Midi Olympique

LE JOUR OÙ TOUT A COMMENCÉ

LE 27 MARS 1871, IL Y A CENT QUARANTE-NEUF ANS, L’ÉCOSSE ET L’ANGLETERRE JOUAIENT LE TOUT PREMIER MATCH INTERNATIO­NAL DE L’HISTOIRE, À… VINGT CONTRE VINGT, ET ON NE POUVAIT MARQUER QU’AVEC LES PIEDS.

- Par Jérôme PRÉVÔT jerome.prevot@midi-olympique.fr

C’était un lundi. Ce 27 mars 1871, il était un peu plus de 15 heures. Le vent du Nord-Est soufflait légèrement en direction d’Inverleith. Sur la pelouse de Raeburn Place, l’Écosse et l’Angleterre s’expliquaie­nt pour le premier test de l’Histoire ; à vingt contre vingt pendant cent minutes. Tout a démarré là, dans ce quartier d’Édimbourg nommé Stockbridg­e. Nous étions le 27 mars 1871, la presse française ne risquait pas d’en parler. Déjà parce que le rugby n’était pas encore pratiqué dans l’Hexagone et puis la guerre faisait rage entre la France et la Prusse. Paris était assiégé et la Commune de Paris avait vu le jour neuf jours auparavant. Bien plus au Nord, se déroulait donc le premier match internatio­nal de l’Histoire entre l’Écosse et l’Angleterre.
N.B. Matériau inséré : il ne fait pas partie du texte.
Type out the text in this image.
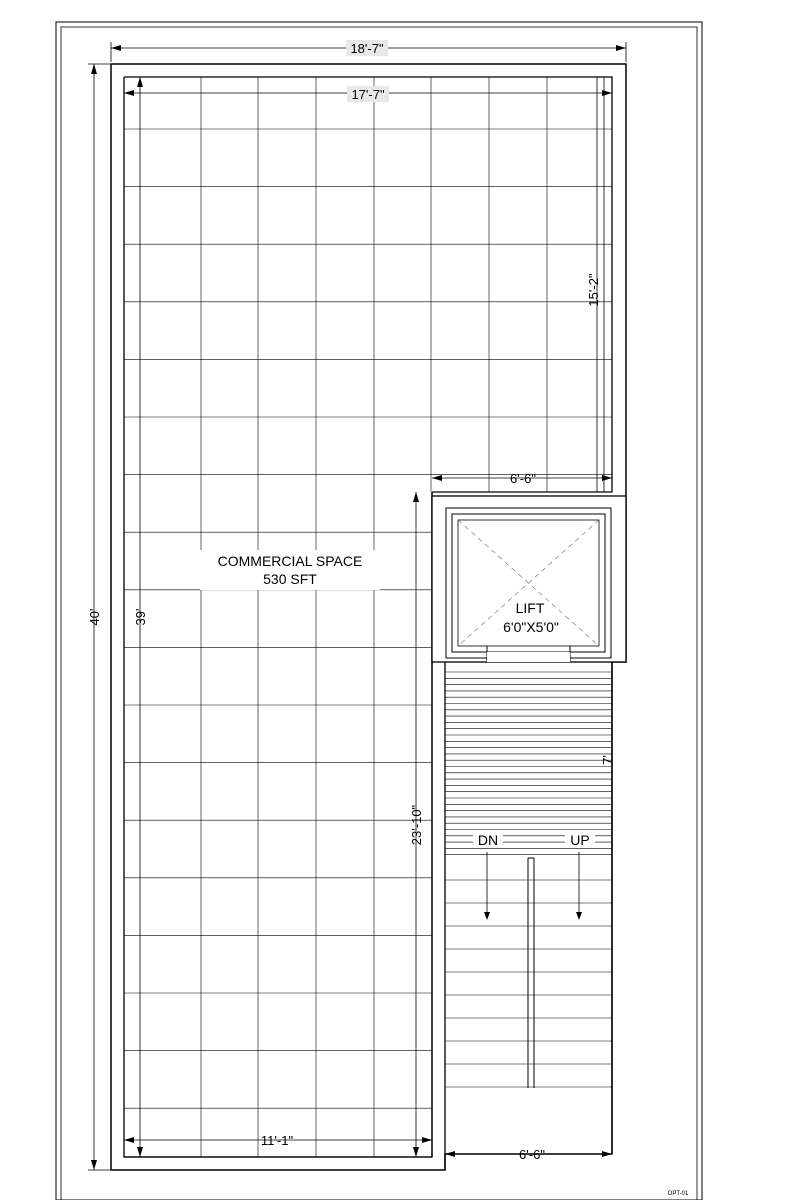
18'-7"
17'-7"
40' 39'
15'-2"
6'-6"
11'-1"
23'-10"
6'-6"
7'
COMMERCIAL SPACE
530 SFT
LIFT
6'0"X5'0"
DN	UP
OPT-01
Il eut lieu sur un stade qui existe toujours, Raeburn Place, le terrain de l’Académie d’Édimbourg, ce club de première division que les Écossais appellent familièrem­ent « Accies ». Le Tournoi n’existait pas encore, ni à quatre, ni à cinq, ni à six nations. Le match fut organisé par consenteme­nt mutuel. En fait, tout est parti d’un match Angleterre - Écosse… de football. On disait alors « football associatio­n ». L’Angleterre avait gagné 1 à 0, mais les Écossais avaient protesté. Ils estimaient que cette équipe d’Angleterre n’en était pas vraiment une car un seul joueur évoluait au pays et surtout, ils estimaient que le match devait être joué selon les règles du rugby-football, sport pratiqué dans toutes les collèges écossais et dans une série de clubs civils assez dynamiques.
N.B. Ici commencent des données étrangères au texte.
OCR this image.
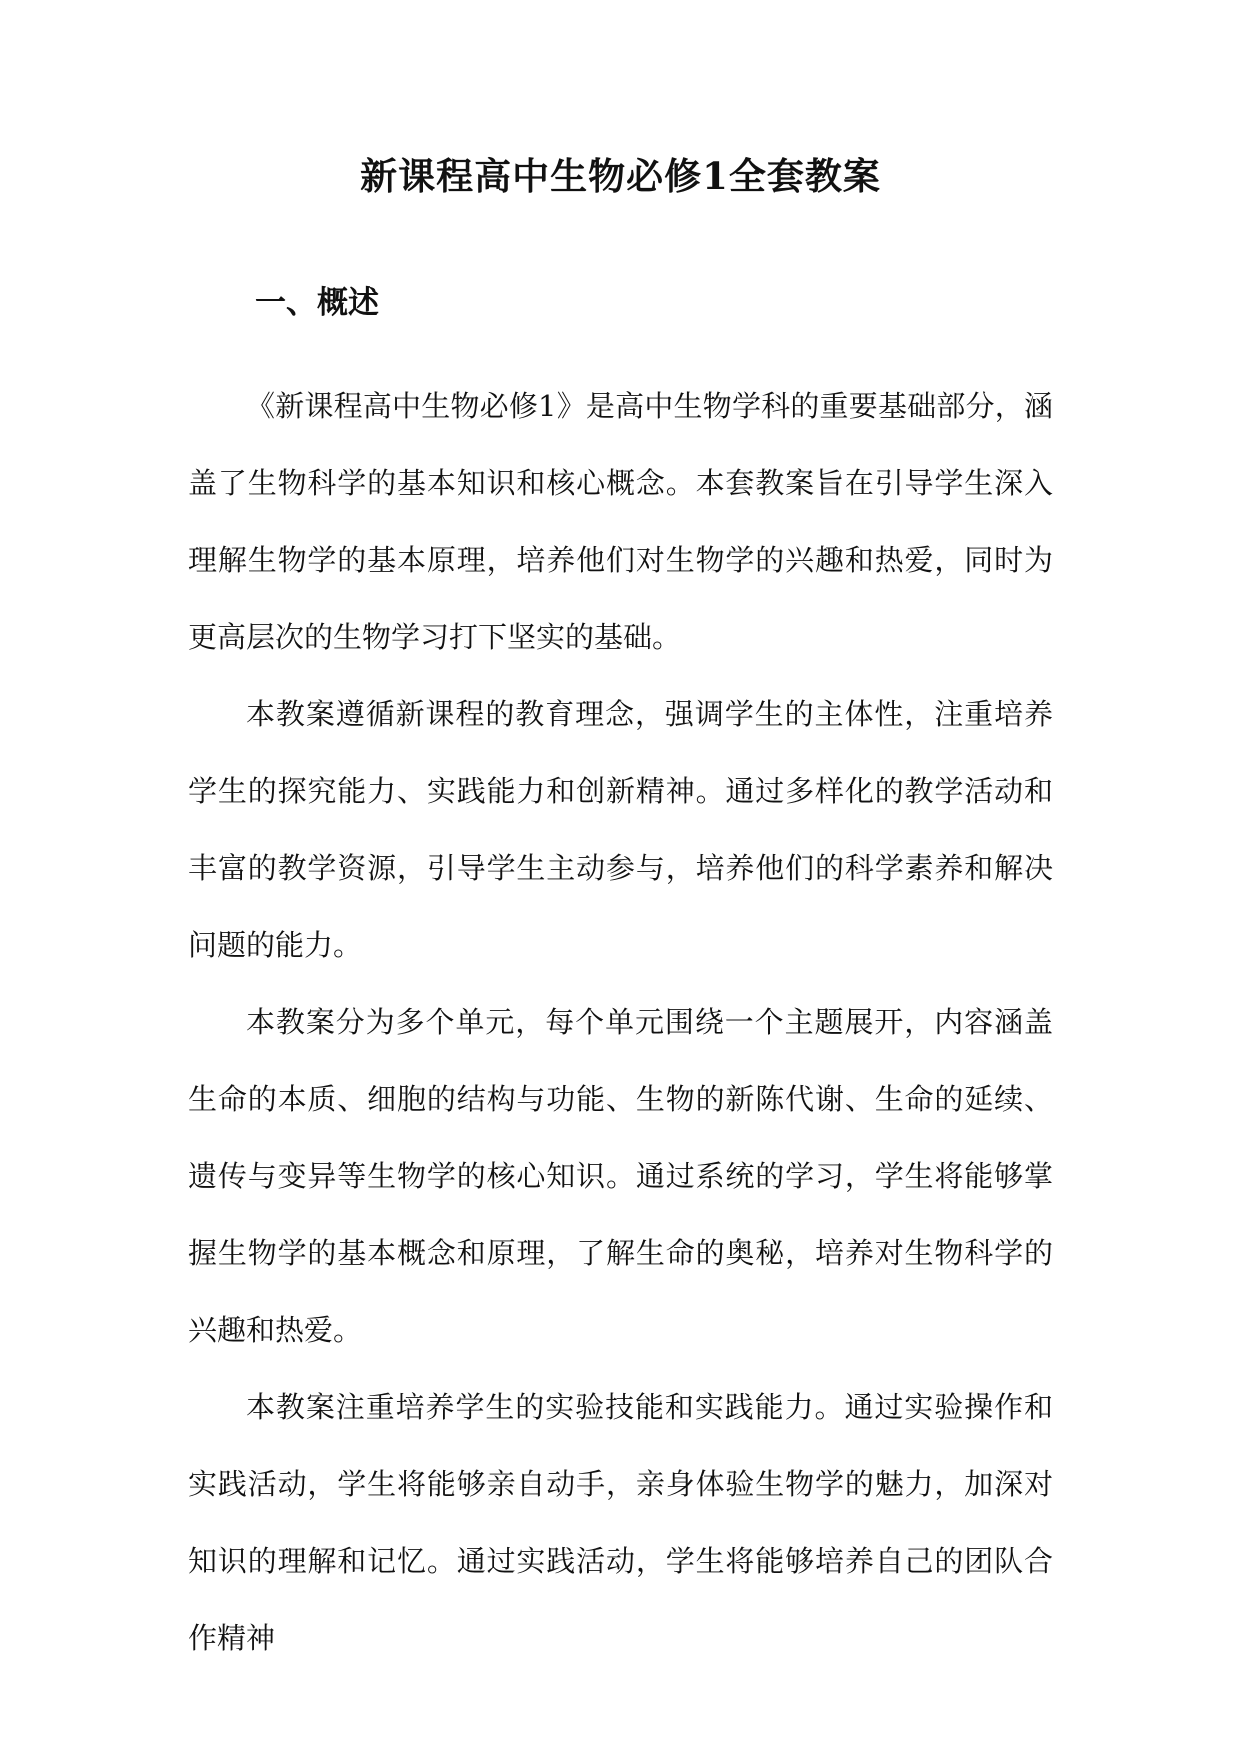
新课程高中生物必修1全套教案
一、概述

《新课程高中生物必修1》是高中生物学科的重要基础部分，涵盖了生物科学的基本知识和核心概念。本套教案旨在引导学生深入理解生物学的基本原理，培养他们对生物学的兴趣和热爱，同时为更高层次的生物学习打下坚实的基础。

本教案遵循新课程的教育理念，强调学生的主体性，注重培养学生的探究能力、实践能力和创新精神。通过多样化的教学活动和丰富的教学资源，引导学生主动参与，培养他们的科学素养和解决问题的能力。

本教案分为多个单元，每个单元围绕一个主题展开，内容涵盖生命的本质、细胞的结构与功能、生物的新陈代谢、生命的延续、遗传与变异等生物学的核心知识。通过系统的学习，学生将能够掌握生物学的基本概念和原理，了解生命的奥秘，培养对生物科学的兴趣和热爱。

本教案注重培养学生的实验技能和实践能力。通过实验操作和实践活动，学生将能够亲自动手，亲身体验生物学的魅力，加深对知识的理解和记忆。通过实践活动，学生将能够培养自己的团队合作精神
Les deux sports étaient souvent confondus à cette époque. Et le football associatio­n n’était pas très fort en Écosse (il le deviendrai­t par la suite). Seuls cinq clubs y jouaient. Pour régler ce litige, les capitaines des principaux clubs écossais lancent donc un défi aux Anglais. Il prend la forme d’une lettre parue le 8 décembre 1870 dans deux journaux, l’un anglais, le « Bells Life of London », l’autre écossais, le « Scotsman », adressée par les représenta­nts de cinq clubs écossais (West of Scotland, Edinburgh Academical­s, Merchiston­ians, Glasgow Academical­s, St Adrews University), invitant l’Angleterre pour une rencontre à Glasgow ou Édimbourg dans la version « rugby » avec revanche à Londres. La lettre fut envoyéd au plus ancien des clubs anglais, Blackheath, car la Fédération anglaise n’existait pas encore.
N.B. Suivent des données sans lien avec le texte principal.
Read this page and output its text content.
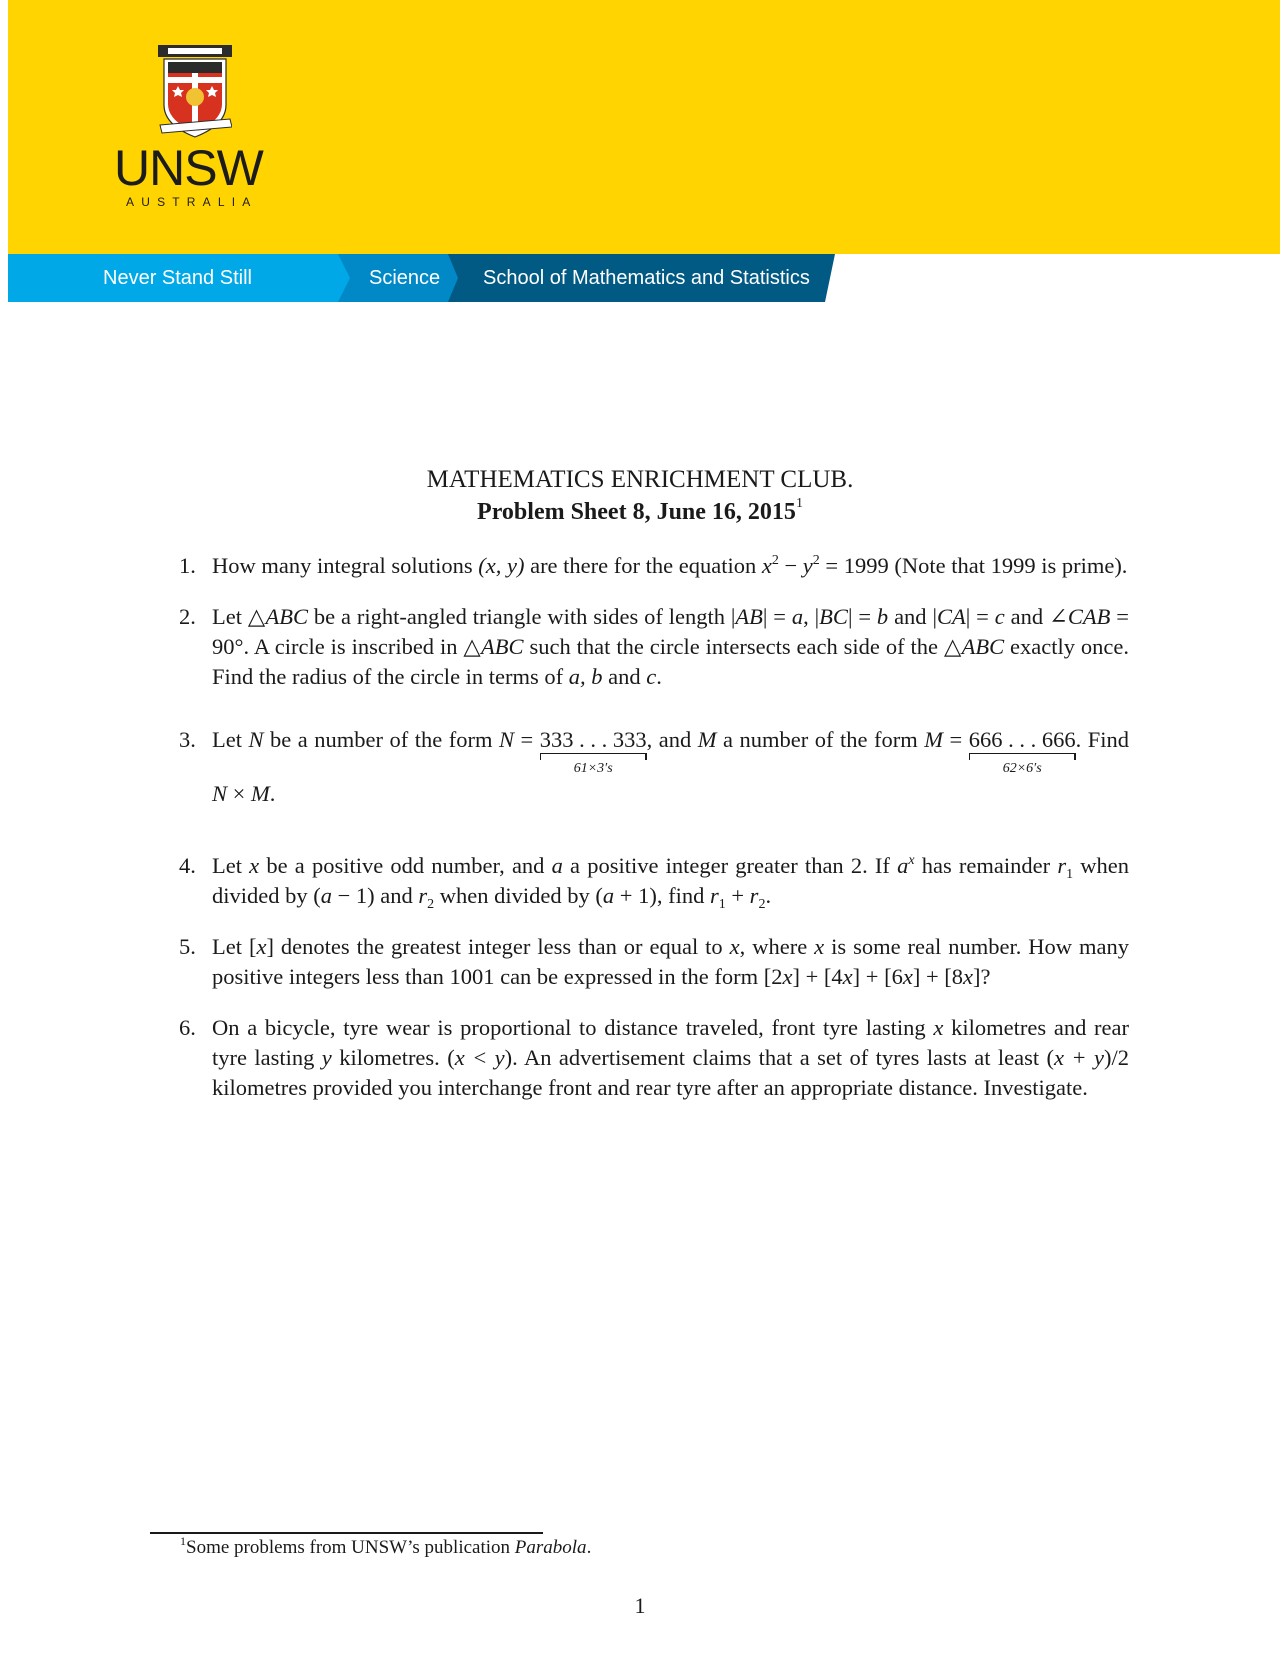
UNSW
AUSTRALIA
Never Stand Still	Science School of Mathematics and Statistics
MATHEMATICS ENRICHMENT CLUB.
Problem Sheet 8, June 16, 2015$^1$
1. How many integral solutions (x, y) are there for the equation $x^2 - y^2 = 1999$ (Note that 1999 is prime).
2. Let △ABC be a right-angled triangle with sides of length |AB| = a, |BC| = b and |CA| = c and ∠CAB = 90°. A circle is inscribed in △ABC such that the circle intersects each side of the △ABC exactly once. Find the radius of the circle in terms of a, b and c.
3. Let N be a number of the form N = 333 . . . 333
61×3′s
, and M a number of the form M = 666 . . . 666
62×6′s
. Find N × M.
4. Let x be a positive odd number, and a a positive integer greater than 2. If $a^x$ has remainder $r_1$ when divided by (a − 1) and $r_2$ when divided by (a + 1), find $r_1 + r_2$.
5. Let [x] denotes the greatest integer less than or equal to x, where x is some real number. How many positive integers less than 1001 can be expressed in the form [2x] + [4x] + [6x] + [8x]?
6. On a bicycle, tyre wear is proportional to distance traveled, front tyre lasting x kilometres and rear tyre lasting y kilometres. (x < y). An advertisement claims that a set of tyres lasts at least (x + y)/2 kilometres provided you interchange front and rear tyre after an appropriate distance. Investigate.
$^1$Some problems from UNSW’s publication Parabola.
1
Justement, elle fut créée dans la foulée pour que ce fameux match puisse se tenir. Les négociatio­ns sont rondement menées. La date du lundi 27 mars 1871 et le lieu - Raeburn Place - furent décidés ainsi que les deux matchs de sélection écossais qui allaient précéder la rencontre, à Glasgow le 11 mars, à Édimbourg le 20. Mine de rien, les organisate­urs ne préparaien­t pas l’événement à la lègère.

DEUX PÉRIODES DE CINQUANTE MINUTES AVEC VINGT JOUEURS

Mais bien avant le grand rendez-vous, il fallut délibérer pour décider des règles exactes et du nombre de joueurs de chaque équipe. Dans un premier temps, on avait choisi vingt joueurs. Mais en février, une seconde réunion interpays fixa le nombre à quinze, avant que l’on revienne à vingt le 15 mars, soit douze jours à peine avant le coup d’envoi. Le 25 mars, le « Glasgow Herald » précisait que le match se déroulerai­t selon les règles du rugby scolaire, avec deux changement­s mineurs. Primo, les touches seraient faites à l’endroit même où la balle était sortie, et non plus sur la parallèle du dernier rebond avant la sortie. Secundo, en cas d’essai, la tentative de but serait tentée suivant une ligne droite partant de l’endroit d’où l’essai avait été marqué. On se mit aussi d’accord sur le temps de jeu : deux périodes de cinquante minutes. Pour ce premier match internatio­nal, le prix des places avait été fixé à un shilling, soit cinq pences. Pour certains, la recette totale s’éleva à 13 livres (soit 15 euros de nos jours !) pour 260 entrées payantes, les spectateur­s versant la somme dans un large bol qui circulait autour de la pelouse. Mais d’autres sources font état d’une affluence bien plus impression­nante de 4 000 personnes et d’une recette de 200 livres (216 euros), somme énorme pour l’époque. Difficile de se faire une idée précise de l’impact de ce premier test. Une chose est sûre : le matin même, le Scotsman avait donné l’heure et le lieu du match, et une fièvre de compétitio­ns sportives se répandait en Grande-Bretagne.

Il y avait là deux arbitres, MM. Almond et Ward. En anglais, à l’époque, on les appelait Umpires et non Referees, ils observaien­t les débats depuis la touche et ne devaient intervenir qu’à la demande des joueurs. Les Anglais portaient déjà un maillot blanc et les Écossais ce qui deviendrai­t leur classique tunique bleue marine. Les deux équipes portaient des pantalons longs, pris dans leur chaussette.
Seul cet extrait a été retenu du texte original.